We can also write this differential equation.

\[
   \Rightarrow \dfrac{{dy}}{{dx}} = - \sqrt {\dfrac{{1 - {y^2}}}{{1 - {x^2}}}} \\
   \Rightarrow \dfrac{{dy}}{{dx}} = - \dfrac{{\sqrt {1 - {y^2}} }}{{\sqrt {1 - {x^2}} }} \\
\]
We know that the easiest way to solve the above integration is by using the method of separating variables.

Separating the variables \[x\] and \[y\] in the above equation and integrating it, we get

\[\int {\dfrac{1}{{\sqrt {1 - {y^2}} }}} dy = - \int {\dfrac{1}{{\sqrt {1 - {x^2}} }}} dx\]


Using the formula of integration \[\int {\dfrac{1}{{\sqrt {1 - {x^2}} }}dx} = {\sin ^{ - 1}}x + c\] in the above equation, we get

\[
  {\sin ^{ - 1}}y = - {\sin ^{ - 1}}x + c \\
  y = \sin \left( { - {{\sin }^{ - 1}}x + c} \right) \\
 \]

Thus, the solution of the equation \[\dfrac{{dy}}{{dx}} + \sqrt {\dfrac{{1 - {y^2}}}{{1 - {x^2}}}} = 0\] is \[y = \sin \left( { - {{\sin }^{ - 1}}x + c} \right)\].

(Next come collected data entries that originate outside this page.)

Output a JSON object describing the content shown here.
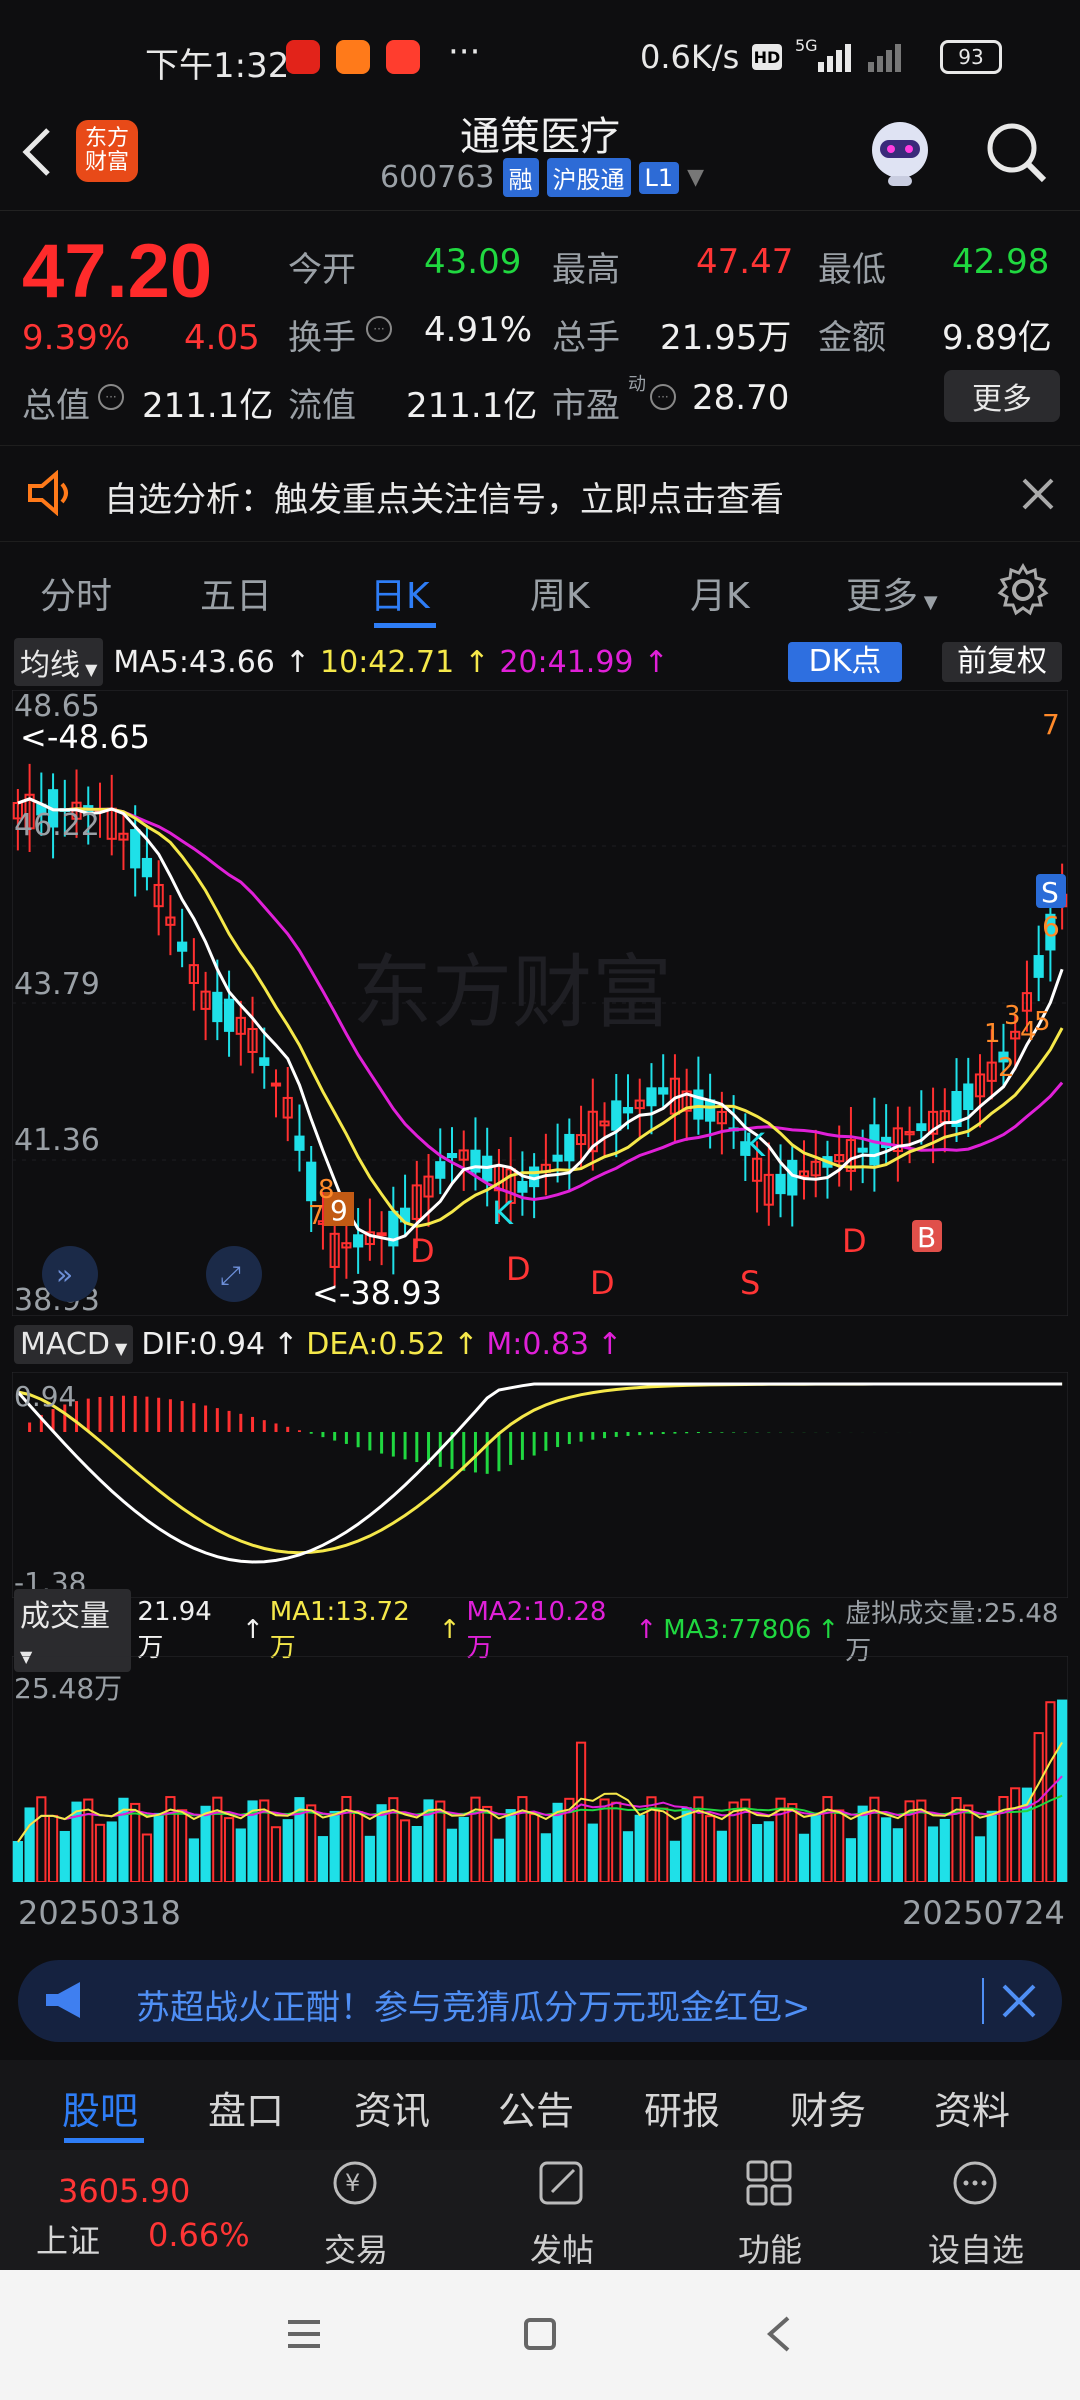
{
  "status_bar": {
    "time": "下午1:32",
    "net_speed": "0.6K/s",
    "network": "5G",
    "battery": "93",
    "more": "···"
  },
  "header": {
    "logo_text": "东方财富",
    "stock_name": "通策医疗",
    "stock_code": "600763",
    "tags": [
      "融",
      "沪股通",
      "L1"
    ]
  },
  "quote": {
    "price": "47.20",
    "change_pct": "9.39%",
    "change_amt": "4.05",
    "fields": [
      {
        "label": "今开",
        "value": "43.09"
      },
      {
        "label": "最高",
        "value": "47.47"
      },
      {
        "label": "最低",
        "value": "42.98"
      },
      {
        "label": "换手",
        "value": "4.91%"
      },
      {
        "label": "总手",
        "value": "21.95万"
      },
      {
        "label": "金额",
        "value": "9.89亿"
      },
      {
        "label": "总值",
        "value": "211.1亿"
      },
      {
        "label": "流值",
        "value": "211.1亿"
      },
      {
        "label": "市盈",
        "value": "28.70"
      }
    ],
    "pe_superscript": "动",
    "more_label": "更多"
  },
  "notice": {
    "text": "自选分析：触发重点关注信号，立即点击查看"
  },
  "tabs": [
    "分时",
    "五日",
    "日K",
    "周K",
    "月K",
    "更多"
  ],
  "active_tab": "日K",
  "kline": {
    "indicator_label": "均线",
    "ma5": "MA5:43.66",
    "ma10": "10:42.71",
    "ma20": "20:41.99",
    "dk_label": "DK点",
    "adjust_label": "前复权",
    "y_ticks": [
      "48.65",
      "46.22",
      "43.79",
      "41.36",
      "38.93"
    ],
    "high_marker": "<-48.65",
    "low_marker": "<-38.93",
    "watermark": "东方财富",
    "signals": [
      "D",
      "D",
      "K",
      "D",
      "K",
      "S",
      "D",
      "B",
      "S",
      "7",
      "6",
      "1",
      "2",
      "3",
      "4",
      "5",
      "9",
      "7",
      "8"
    ],
    "colors": {
      "up": "#ff3030",
      "down": "#1fe0e8",
      "ma5": "#ffffff",
      "ma10": "#f5e84a",
      "ma20": "#e020d8"
    }
  },
  "macd": {
    "label": "MACD",
    "dif": "DIF:0.94",
    "dea": "DEA:0.52",
    "m": "M:0.83",
    "y_ticks": [
      "0.94",
      "-1.38"
    ]
  },
  "volume": {
    "label": "成交量",
    "vol": "21.94万",
    "ma1": "MA1:13.72万",
    "ma2": "MA2:10.28万",
    "ma3": "MA3:77806",
    "virtual": "虚拟成交量:25.48万",
    "y_tick": "25.48万",
    "date_start": "20250318",
    "date_end": "20250724"
  },
  "banner": {
    "text": "苏超战火正酣！参与竞猜瓜分万元现金红包>"
  },
  "bottom_tabs": [
    "股吧",
    "盘口",
    "资讯",
    "公告",
    "研报",
    "财务",
    "资料"
  ],
  "active_bottom_tab": "股吧",
  "bottom_nav": {
    "index_value": "3605.90",
    "index_name": "上证",
    "index_change": "0.66%",
    "items": [
      "交易",
      "发帖",
      "功能",
      "设自选"
    ]
  }
}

Hence, option D is correct.

Note: In these types of questions, we will require some knowledge of integration to find the solution of the given equation. First, we will rewrite the given equation by separating variable and then integrate it. We will then use the formula of integration \[\int {\dfrac{1}{{\sqrt {1 - {x^2}} }}dx} = {\sin ^{ - 1}}x + c\] to make the integration easier to solve.